Germany is planning to possibly resume counter-espionage measures against several Western allies, according to a report in the news magazine Spiegel. The report said British and US embassies could be targeted.

BdV building in Cologne. Photo: Oliver Berg/dpa +++(c)
Image: picture-alliance/dpa

Germany is debating plans to expand its counter-espionage personnel and conduct "foundational monitoring" of the embassies of such nations as the United States and Britain, Spiegel said in its report on Sunday.

The operations would include the tracking of US agents operating under diplomatic cover on German soil, the report said.

The alleged plans come in the wake of revelations since June that the US National Security Agency (NSA) had carried out massive electronic surveillance in Germany, including monitoring a non-government mobile phone used by Chancellor Angela Merkel.

The head of the German domestic intelligence service, the BfV (headquarters shown above), Hans-Georg Maassen, had already suggested last year that Germany might be considering enlarging its counter-espionage operations in light of the revelations.

Maassen said in November that Germany needed to "adjust counter-espionage and take a 360-degree view."

Spiegel said Merkel's office, the Interior Minstry and Foreign Ministry would all have to agree to give the green light to the enhanced counter-intelligence measures.

German indignation

Since the revelations by NSA whistleblower Edward Snowden, Germany has voiced dissatisfaction with Washington and London's lack of readiness to emulate its strict privacy regulations.
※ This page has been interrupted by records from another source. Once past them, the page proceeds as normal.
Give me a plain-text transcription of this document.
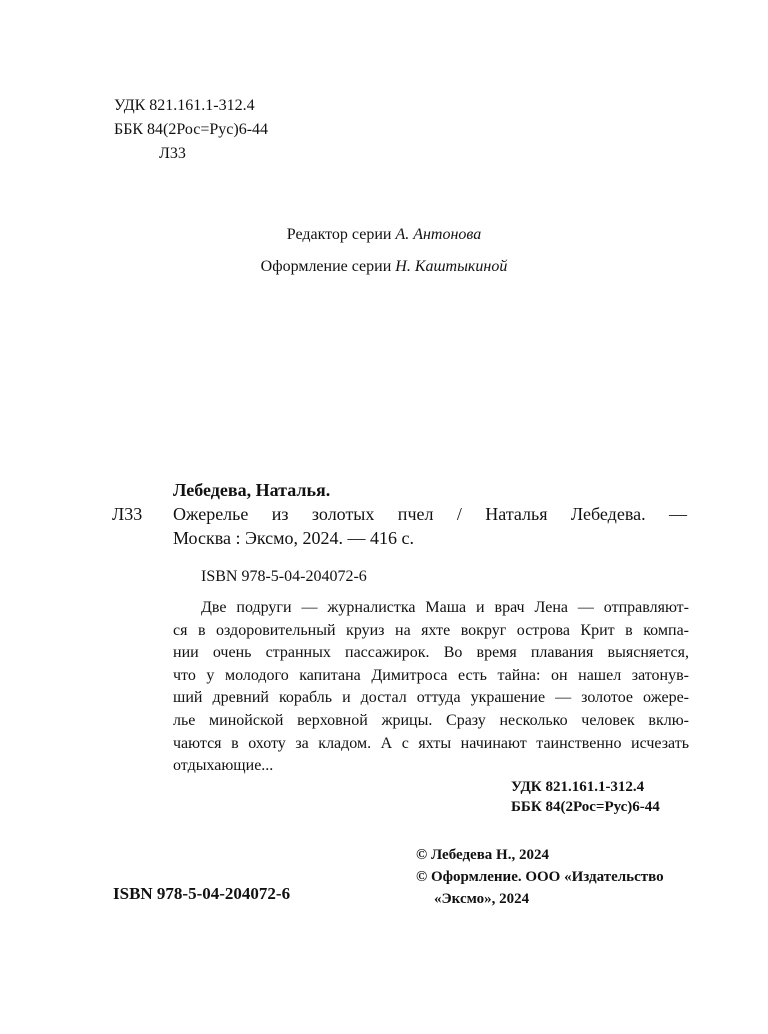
УДК 821.161.1-312.4
ББК 84(2Рос=Рус)6-44
Л33
Редактор серии А. Антонова
Оформление серии Н. Каштыкиной
Лебедева, Наталья.
Л33 Ожерелье из золотых пчел / Наталья Лебедева. —
Москва : Эксмо, 2024. — 416 с.
ISBN 978-5-04-204072-6
Две подруги — журналистка Маша и врач Лена — отправляют-
ся в оздоровительный круиз на яхте вокруг острова Крит в компа-
нии очень странных пассажирок. Во время плавания выясняется,
что у молодого капитана Димитроса есть тайна: он нашел затонув-
ший древний корабль и достал оттуда украшение — золотое ожере-
лье минойской верховной жрицы. Сразу несколько человек вклю-
чаются в охоту за кладом. А с яхты начинают таинственно исчезать
отдыхающие...
УДК 821.161.1-312.4
ББК 84(2Рос=Рус)6-44
© Лебедева Н., 2024
© Оформление. ООО «Издательство
«Эксмо», 2024
ISBN 978-5-04-204072-6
Washington has also been reluctant to agree to a blanket no-mutual-spying pact sought by Berlin.

Merkel said in a podcast on Saturday that she would address privacy issues this week on a visit to Paris, with one aim being the establishment of secure European communication networks independent of the US.

Germany already closely monitors intelligence operations by China, Russia and North Korea, but has in the past largely exempted those of its own allies from any surveillance.
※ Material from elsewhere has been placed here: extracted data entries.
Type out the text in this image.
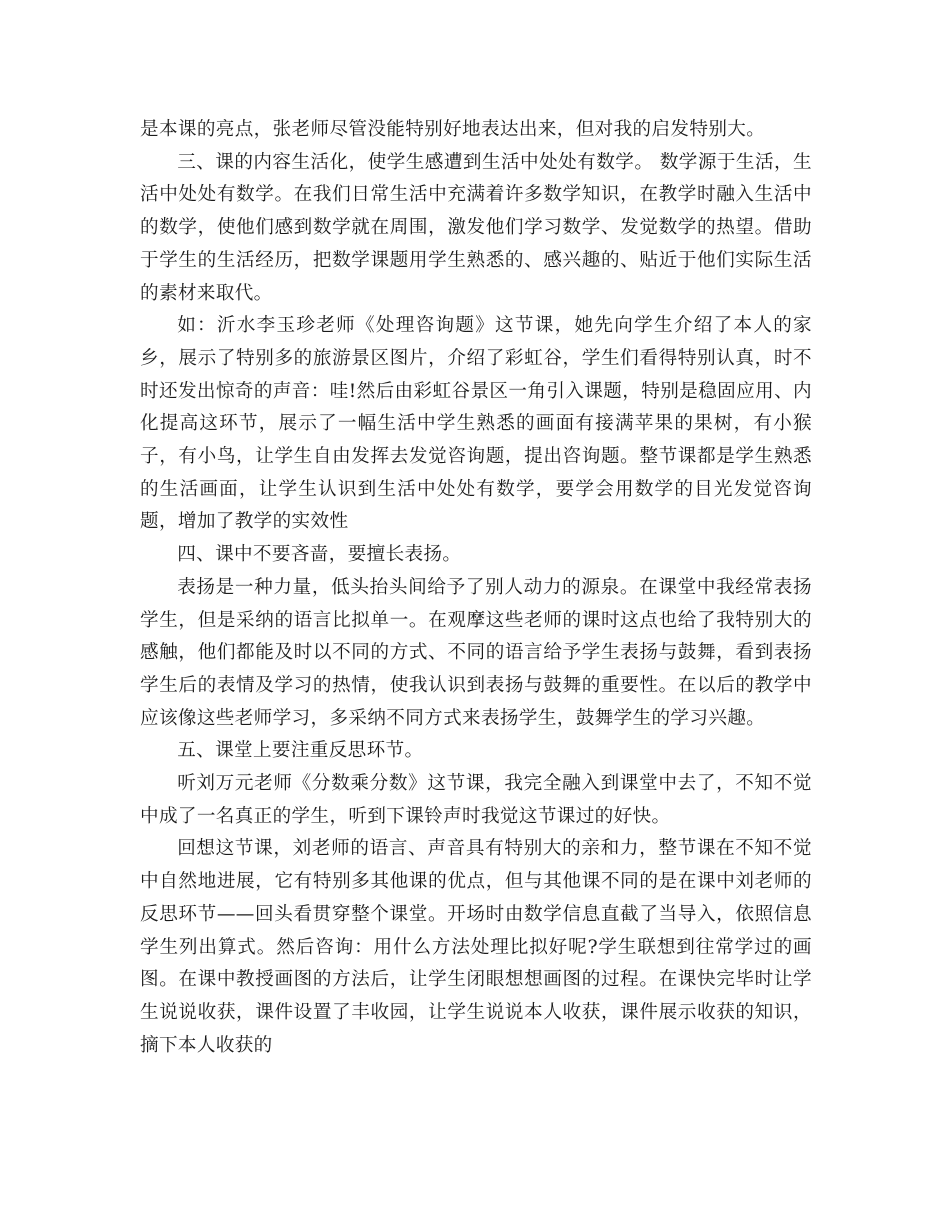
是本课的亮点，张老师尽管没能特别好地表达出来，但对我的启发特别大。

三、课的内容生活化，使学生感遭到生活中处处有数学。 数学源于生活，生活中处处有数学。在我们日常生活中充满着许多数学知识，在教学时融入生活中的数学，使他们感到数学就在周围，激发他们学习数学、发觉数学的热望。借助于学生的生活经历，把数学课题用学生熟悉的、感兴趣的、贴近于他们实际生活的素材来取代。

如：沂水李玉珍老师《处理咨询题》这节课，她先向学生介绍了本人的家乡，展示了特别多的旅游景区图片，介绍了彩虹谷，学生们看得特别认真，时不时还发出惊奇的声音：哇!然后由彩虹谷景区一角引入课题，特别是稳固应用、内化提高这环节，展示了一幅生活中学生熟悉的画面有接满苹果的果树，有小猴子，有小鸟，让学生自由发挥去发觉咨询题，提出咨询题。整节课都是学生熟悉的生活画面，让学生认识到生活中处处有数学，要学会用数学的目光发觉咨询题，增加了教学的实效性

四、课中不要吝啬，要擅长表扬。

表扬是一种力量，低头抬头间给予了别人动力的源泉。在课堂中我经常表扬学生，但是采纳的语言比拟单一。在观摩这些老师的课时这点也给了我特别大的感触，他们都能及时以不同的方式、不同的语言给予学生表扬与鼓舞，看到表扬学生后的表情及学习的热情，使我认识到表扬与鼓舞的重要性。在以后的教学中应该像这些老师学习，多采纳不同方式来表扬学生，鼓舞学生的学习兴趣。

五、课堂上要注重反思环节。

听刘万元老师《分数乘分数》这节课，我完全融入到课堂中去了，不知不觉中成了一名真正的学生，听到下课铃声时我觉这节课过的好快。

回想这节课，刘老师的语言、声音具有特别大的亲和力，整节课在不知不觉中自然地进展，它有特别多其他课的优点，但与其他课不同的是在课中刘老师的反思环节——回头看贯穿整个课堂。开场时由数学信息直截了当导入，依照信息学生列出算式。然后咨询：用什么方法处理比拟好呢?学生联想到往常学过的画图。在课中教授画图的方法后，让学生闭眼想想画图的过程。在课快完毕时让学生说说收获，课件设置了丰收园，让学生说说本人收获，课件展示收获的知识，摘下本人收获的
Spiegel quoted Clemens Binninger from Merkel's Christian Democrats and chairman of the parliamentary oversight committee on intelligence as saying, "We need to cease the differentiation and treat them all the same way."

The magazine said Germany's other main counter-espionage agency, the joint armed forces intelligence service MAD, was also reviewing whether it, too, should subject allies' intelligence operations to increased scrutiny.